In my original draft
of this review, the word count had reached 750 before I had even started
discussing Distortion. I was attempting to address Merritt's ceaseless
referencing, both to the history of popular music and, to an increasing extent,
his own work. I thought this sort of approach would befit the review's
appearance on PA. But then, well, I sort of wrote myself into a corner.
(Whether that approach basically starts out in the corner is another matter…)
So I got over myself and started over.
How, then, does
Distortion stack up? Merritt's wordplay is there in all its finest, as is his
taste for internal rhymes, impeccable arrangements, and memorable melodies. In
addition, the breadth of the music's references continues to impress: "Too
Drunk to Dream" sounds like an homage to a Buddy Holly-era break-up tune, no
matter how abject the lyrics turn; "California Girls" is a scathing, violent,
and hysterical inversion of the Beach Boys' original sentiment, and so on.
Another strategy
would have been to identify each song's antecedents on prior TMF albums; with
Distortion, I think Merritt has turned more inward than before. Underneath each
song, I heard shades and allusions and snippets of earlier TMF tunes. Was that
a bit of "Fear of Trains" in the piano run in the background of "Drive on,
Driver?" Was "Xavier Says" on Distant Plastic Trees? If not, was "Please Stop
Dancing" on Get Lost? Is "Mr. Mistletoe" an even-more-bitter cousin to Hyacinth
& Thistle's "I've Got New York?"
What to make of all
this footnoting? Does it, in the end, matter? At the end of the day, what if
"Old Fools" sounds sort of like something that I'm pretty sure was on Volume 3
of 69 Love Songs? No, it does not, because the doleful observer of "Old Fools"

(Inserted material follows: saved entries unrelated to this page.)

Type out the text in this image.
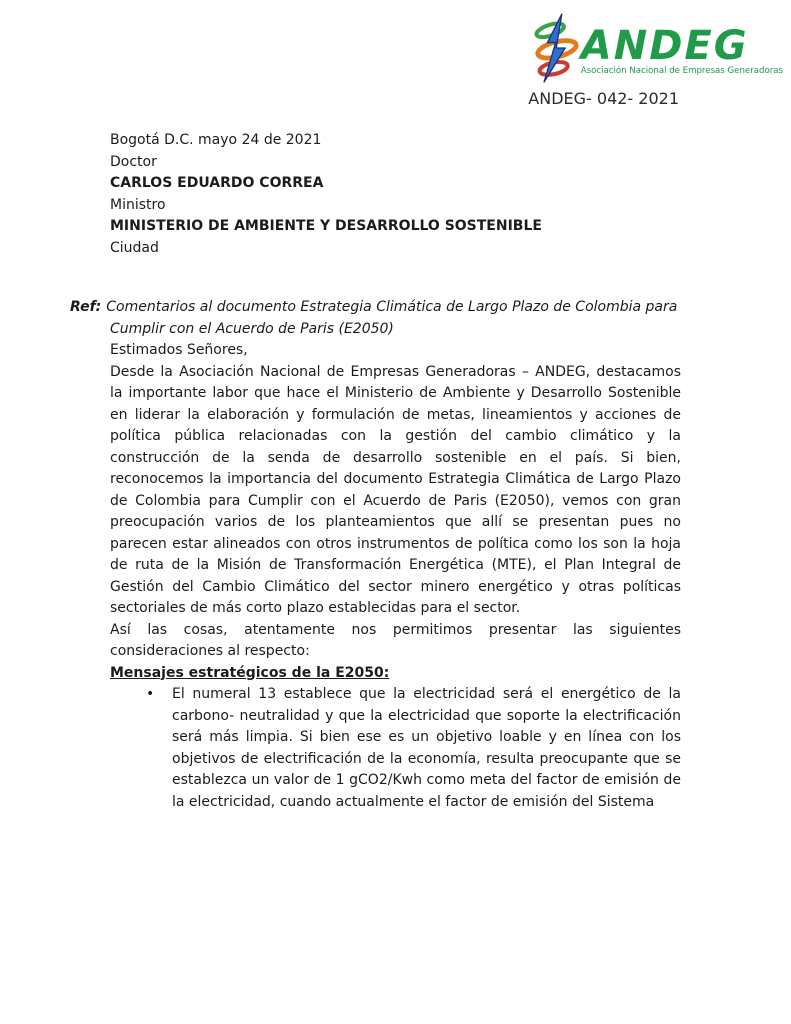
ANDEG
Asociación Nacional de Empresas Generadoras
ANDEG- 042- 2021

Bogotá D.C. mayo 24 de 2021

Doctor
CARLOS EDUARDO CORREA
Ministro
MINISTERIO DE AMBIENTE Y DESARROLLO SOSTENIBLE
Ciudad

Ref: Comentarios al documento Estrategia Climática de Largo Plazo de Colombia para Cumplir con el Acuerdo de Paris (E2050)

Estimados Señores,

Desde la Asociación Nacional de Empresas Generadoras – ANDEG, destacamos la importante labor que hace el Ministerio de Ambiente y Desarrollo Sostenible en liderar la elaboración y formulación de metas, lineamientos y acciones de política pública relacionadas con la gestión del cambio climático y la construcción de la senda de desarrollo sostenible en el país. Si bien, reconocemos la importancia del documento Estrategia Climática de Largo Plazo de Colombia para Cumplir con el Acuerdo de Paris (E2050), vemos con gran preocupación varios de los planteamientos que allí se presentan pues no parecen estar alineados con otros instrumentos de política como los son la hoja de ruta de la Misión de Transformación Energética (MTE), el Plan Integral de Gestión del Cambio Climático del sector minero energético y otras políticas sectoriales de más corto plazo establecidas para el sector.

Así las cosas, atentamente nos permitimos presentar las siguientes consideraciones al respecto:

Mensajes estratégicos de la E2050:

• El numeral 13 establece que la electricidad será el energético de la carbono- neutralidad y que la electricidad que soporte la electrificación será más limpia. Si bien ese es un objetivo loable y en línea con los objetivos de electrificación de la economía, resulta preocupante que se establezca un valor de 1 gCO2/Kwh como meta del factor de emisión de la electricidad, cuando actualmente el factor de emisión del Sistema
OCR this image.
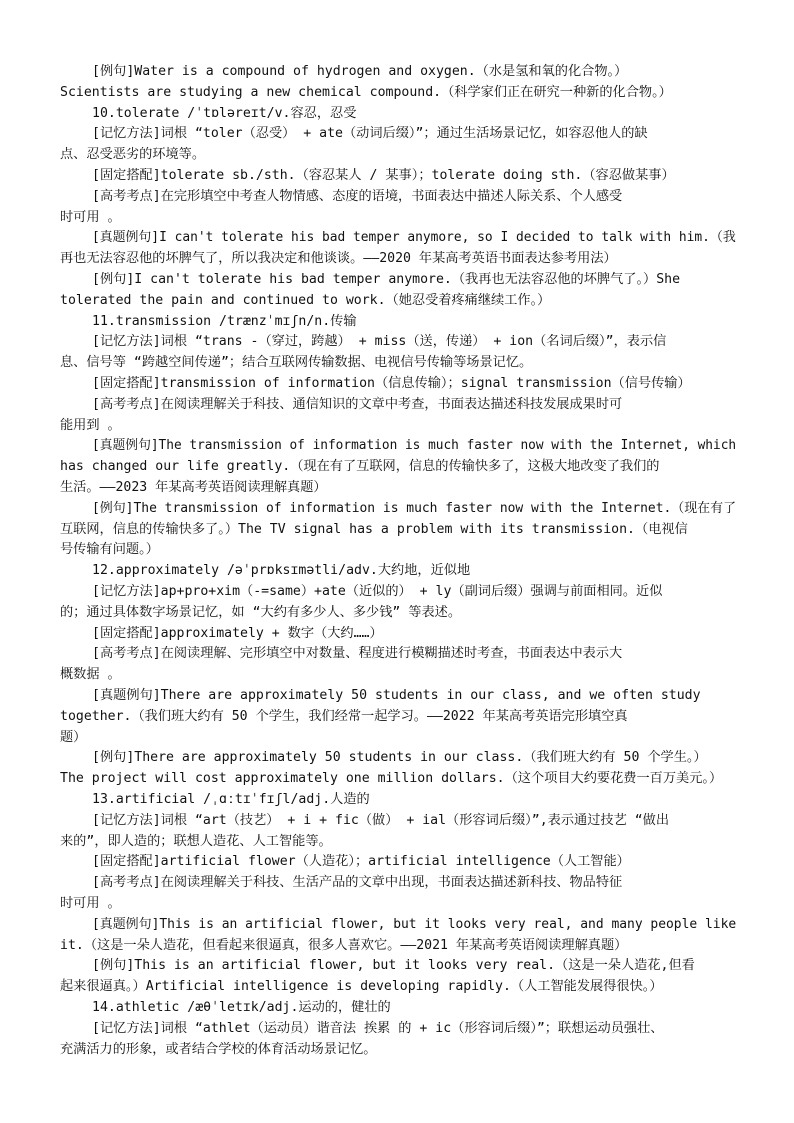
[例句]Water is a compound of hydrogen and oxygen.（水是氢和氧的化合物。）
Scientists are studying a new chemical compound.（科学家们正在研究一种新的化合物。）
10.tolerate /ˈtɒləreɪt/v.容忍，忍受
[记忆方法]词根 “toler（忍受） + ate（动词后缀）”；通过生活场景记忆，如容忍他人的缺
点、忍受恶劣的环境等。
[固定搭配]tolerate sb./sth.（容忍某人 / 某事）；tolerate doing sth.（容忍做某事）
[高考考点]在完形填空中考查人物情感、态度的语境，书面表达中描述人际关系、个人感受
时可用 。
[真题例句]I can't tolerate his bad temper anymore, so I decided to talk with him.（我
再也无法容忍他的坏脾气了，所以我决定和他谈谈。——2020 年某高考英语书面表达参考用法）
[例句]I can't tolerate his bad temper anymore.（我再也无法容忍他的坏脾气了。）She
tolerated the pain and continued to work.（她忍受着疼痛继续工作。）
11.transmission /trænzˈmɪʃn/n.传输
[记忆方法]词根 “trans -（穿过，跨越） + miss（送，传递） + ion（名词后缀）”，表示信
息、信号等 “跨越空间传递”；结合互联网传输数据、电视信号传输等场景记忆。
[固定搭配]transmission of information（信息传输）；signal transmission（信号传输）
[高考考点]在阅读理解关于科技、通信知识的文章中考查，书面表达描述科技发展成果时可
能用到 。
[真题例句]The transmission of information is much faster now with the Internet, which
has changed our life greatly.（现在有了互联网，信息的传输快多了，这极大地改变了我们的
生活。——2023 年某高考英语阅读理解真题）
[例句]The transmission of information is much faster now with the Internet.（现在有了
互联网，信息的传输快多了。）The TV signal has a problem with its transmission.（电视信
号传输有问题。）
12.approximately /əˈprɒksɪmətli/adv.大约地，近似地
[记忆方法]ap+pro+xim（-=same）+ate（近似的） + ly（副词后缀）强调与前面相同。近似
的；通过具体数字场景记忆，如 “大约有多少人、多少钱” 等表述。
[固定搭配]approximately + 数字（大约……）
[高考考点]在阅读理解、完形填空中对数量、程度进行模糊描述时考查，书面表达中表示大
概数据 。
[真题例句]There are approximately 50 students in our class, and we often study
together.（我们班大约有 50 个学生，我们经常一起学习。——2022 年某高考英语完形填空真
题）
[例句]There are approximately 50 students in our class.（我们班大约有 50 个学生。）
The project will cost approximately one million dollars.（这个项目大约要花费一百万美元。）
13.artificial /ˌɑːtɪˈfɪʃl/adj.人造的
[记忆方法]词根 “art（技艺） + i + fic（做） + ial（形容词后缀）”,表示通过技艺 “做出
来的”，即人造的；联想人造花、人工智能等。
[固定搭配]artificial flower（人造花）；artificial intelligence（人工智能）
[高考考点]在阅读理解关于科技、生活产品的文章中出现，书面表达描述新科技、物品特征
时可用 。
[真题例句]This is an artificial flower, but it looks very real, and many people like
it.（这是一朵人造花，但看起来很逼真，很多人喜欢它。——2021 年某高考英语阅读理解真题）
[例句]This is an artificial flower, but it looks very real.（这是一朵人造花,但看
起来很逼真。）Artificial intelligence is developing rapidly.（人工智能发展得很快。）
14.athletic /æθˈletɪk/adj.运动的，健壮的
[记忆方法]词根 “athlet（运动员）谐音法 挨累 的 + ic（形容词后缀）”；联想运动员强壮、
充满活力的形象，或者结合学校的体育活动场景记忆。
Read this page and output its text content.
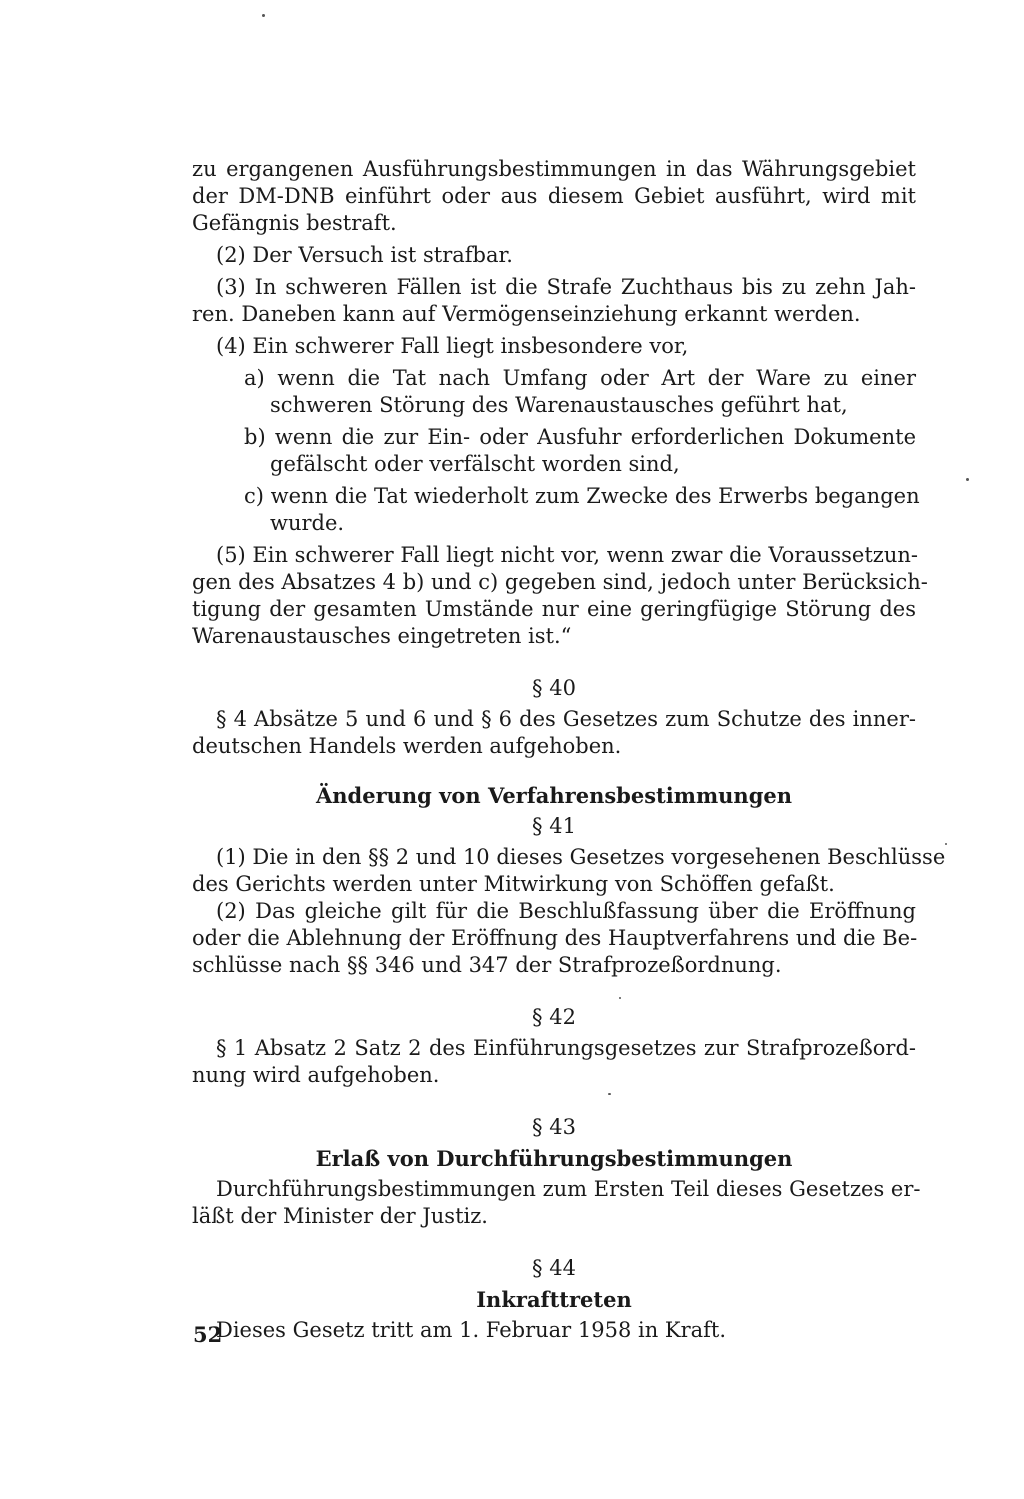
zu ergangenen Ausführungsbestimmungen in das Währungsgebiet
der DM-DNB einführt oder aus diesem Gebiet ausführt, wird mit
Gefängnis bestraft.
(2) Der Versuch ist strafbar.
(3) In schweren Fällen ist die Strafe Zuchthaus bis zu zehn Jah-
ren. Daneben kann auf Vermögenseinziehung erkannt werden.
(4) Ein schwerer Fall liegt insbesondere vor,
a) wenn die Tat nach Umfang oder Art der Ware zu einer
schweren Störung des Warenaustausches geführt hat,
b) wenn die zur Ein- oder Ausfuhr erforderlichen Dokumente
gefälscht oder verfälscht worden sind,
c) wenn die Tat wiederholt zum Zwecke des Erwerbs begangen
wurde.
(5) Ein schwerer Fall liegt nicht vor, wenn zwar die Voraussetzun-
gen des Absatzes 4 b) und c) gegeben sind, jedoch unter Berücksich-
tigung der gesamten Umstände nur eine geringfügige Störung des
Warenaustausches eingetreten ist.“
§ 40
§ 4 Absätze 5 und 6 und § 6 des Gesetzes zum Schutze des inner-
deutschen Handels werden aufgehoben.
Änderung von Verfahrensbestimmungen
§ 41
(1) Die in den §§ 2 und 10 dieses Gesetzes vorgesehenen Beschlüsse
des Gerichts werden unter Mitwirkung von Schöffen gefaßt.
(2) Das gleiche gilt für die Beschlußfassung über die Eröffnung
oder die Ablehnung der Eröffnung des Hauptverfahrens und die Be-
schlüsse nach §§ 346 und 347 der Strafprozeßordnung.
§ 42
§ 1 Absatz 2 Satz 2 des Einführungsgesetzes zur Strafprozeßord-
nung wird aufgehoben.
§ 43
Erlaß von Durchführungsbestimmungen
Durchführungsbestimmungen zum Ersten Teil dieses Gesetzes er-
läßt der Minister der Justiz.
§ 44
Inkrafttreten
Dieses Gesetz tritt am 1. Februar 1958 in Kraft.
52
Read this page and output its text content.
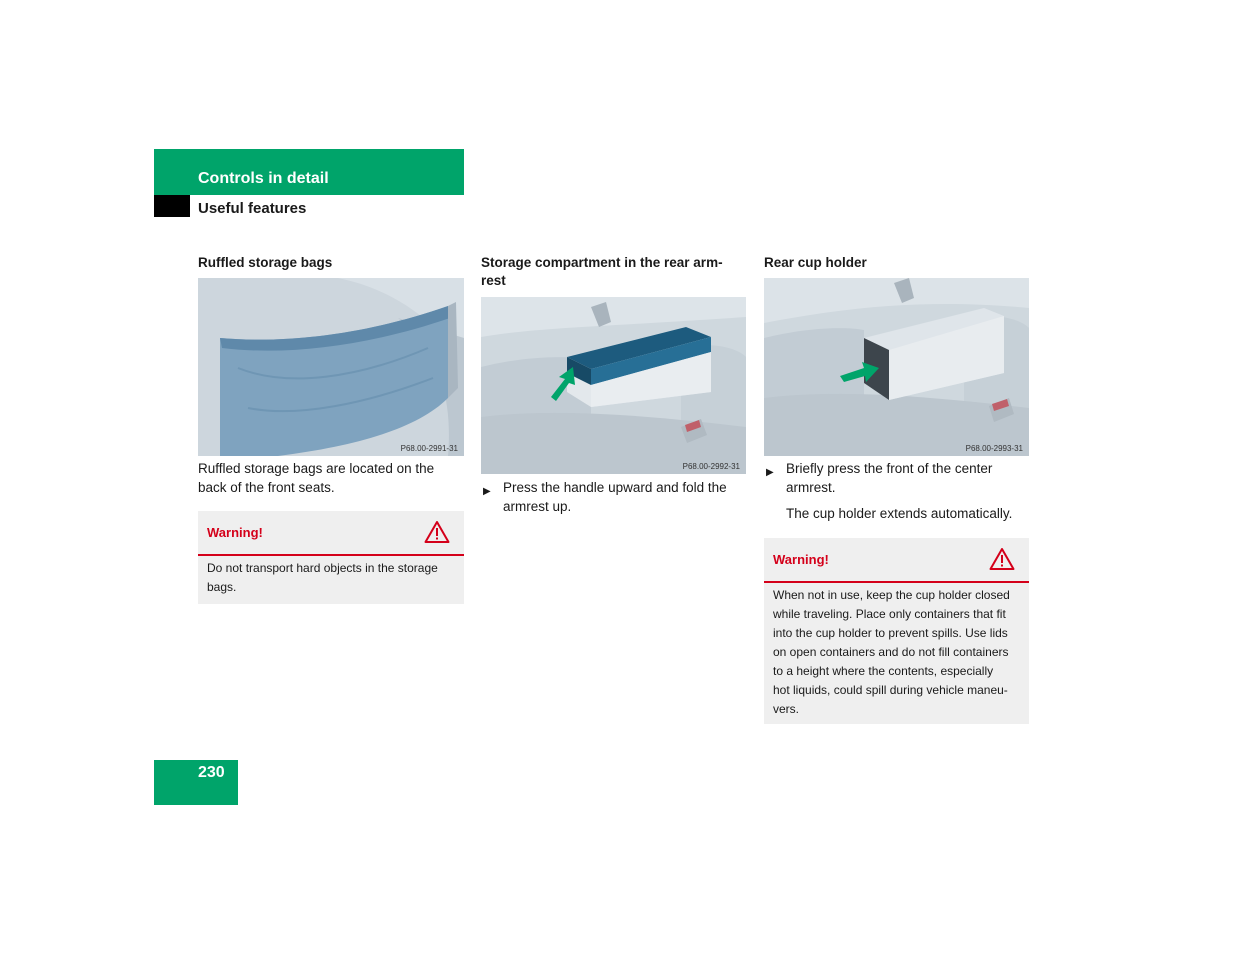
Controls in detail
Useful features
Ruffled storage bags
P68.00-2991-31
Ruffled storage bags are located on the
back of the front seats.
Warning!
Do not transport hard objects in the storage
bags.
Storage compartment in the rear arm-
rest
P68.00-2992-31
▶ Press the handle upward and fold the
armrest up.
Rear cup holder
P68.00-2993-31
▶ Briefly press the front of the center
armrest.
The cup holder extends automatically.
Warning!
When not in use, keep the cup holder closed
while traveling. Place only containers that fit
into the cup holder to prevent spills. Use lids
on open containers and do not fill containers
to a height where the contents, especially
hot liquids, could spill during vehicle maneu-
vers.
230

almost makes me cry every time. And the same goes for "I'll Dream Alone," in
all its melodramatic beauty. That song makes me want to get a barstool and a
mic and start telling you about a girl I knew in college, which is why it's my
favorite on the album. And what about the goofy-at-first-glance "The Nun's
Litany?" Well, it's been a while since a song made me laugh and then want to
look back on life and wonder about what could have been. And "Courtesans" –
rarely has a song so successfully taken a gimlet-eyed look at an entire
vocation while pulling on your heartstrings so consistently.

Also, does it matter
that I've avoided the whole distortion thing on Distortion? Well, I'd argue
that the distortion is sort of beside the point; it is what it is. In its weird
way it's both entirely integral to the album, and yet, unnecessary, and this
may be where Merritt trips himself up: his clinicism. I remember Merritt once
discussing the equivalence of sounds generated by different sources; that is –
permit me to butcher his point here – an electrical guitar shouldn't, on some
level, be considered any differently than an acoustic guitar or a synth. All
three generate waves, after all. From this point of view, experimenting with
sounds becomes just that: an experiment. And so, the loud songs aren't really that
loud – they're "loud." It's to Merritt's credit that he taps such a deep well
of real feeling, in spite of each song being held at arm's length. Of course,
it's that the songs are at war with themselves that makes me love it in the
first place. It's why it's a Magnetic Fields record in the first place, and a great one at that.